Of course the union condemns violence, he noted. Unions always say that. But chaos makes people listen is kind of what he meant. Naturally this bit of honesty from a union official was met with horror — as well as scorn.
Levy’s response? “What rubbish.” The labour economist explained from London that 80% of all negotiations are settled without strikes.
And it’s about time the unions stopped “saying they could not control their members”, he added.
He also said Sema and his union could be in for a lawsuit for possibly condoning violence with his statement.
Cape Town
Indeed. De Lille had already said she wants to sue both parties who caused damage to vendors property and the union. The City of Cape Town will institute civil claims against those responsible as vendors lost huge amounts of money when the strikers looted.
And of course the DA had something to say about the chaos in their city.

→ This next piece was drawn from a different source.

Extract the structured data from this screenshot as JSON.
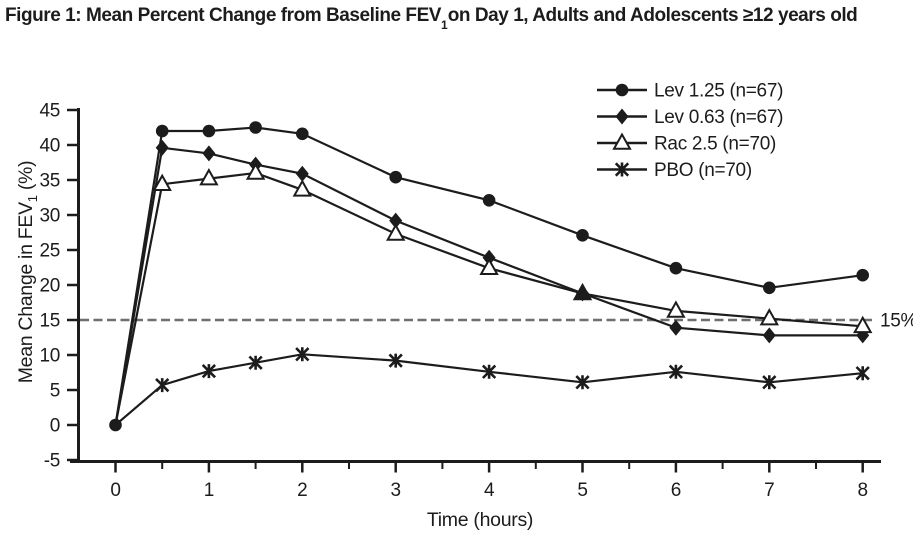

The party’s spokesperson for labour Ian Ollis insisted unions be held responsible for members’ violence, pointing to his proposed Bill to that effect, which he said the private members committee in Parliament were sitting on.
There may be a legal precedent for such action. Cape judge John Hlophe ruled last year that Satawu and Minister Nathi Mthethwa — who was safety and security minister at the time — had to pay R70 000 in damages to eight people whose cars and shopfronts were damaged in 2006 in a strike.
If the appeal is won by the eight complainants, there would be legal precedents to start targeting unions for their members’ behaviour.
The irony of the situation however is that the South African Local Government Association and Samwu signed a three-year agreement in 2009 to prevent the public having to endure any more strikes and trashed streets.
The agreement said that municipal workers would get a raise worked out at inflation plus 2% for three years — if inflation fell between 5% and 10%. But inflation hit 4% and the union used that fact to start negotiations demanding an 18% increase.
This has lead to the present chaos everywhere but Johannesburg. Struggling to make sense of it all? Don’t worry, you’re not alone. The politics of strikes are complicated and tense enough to drive our most able leaders up the wall. But for now, it’s a dry strike season for everyone concerned.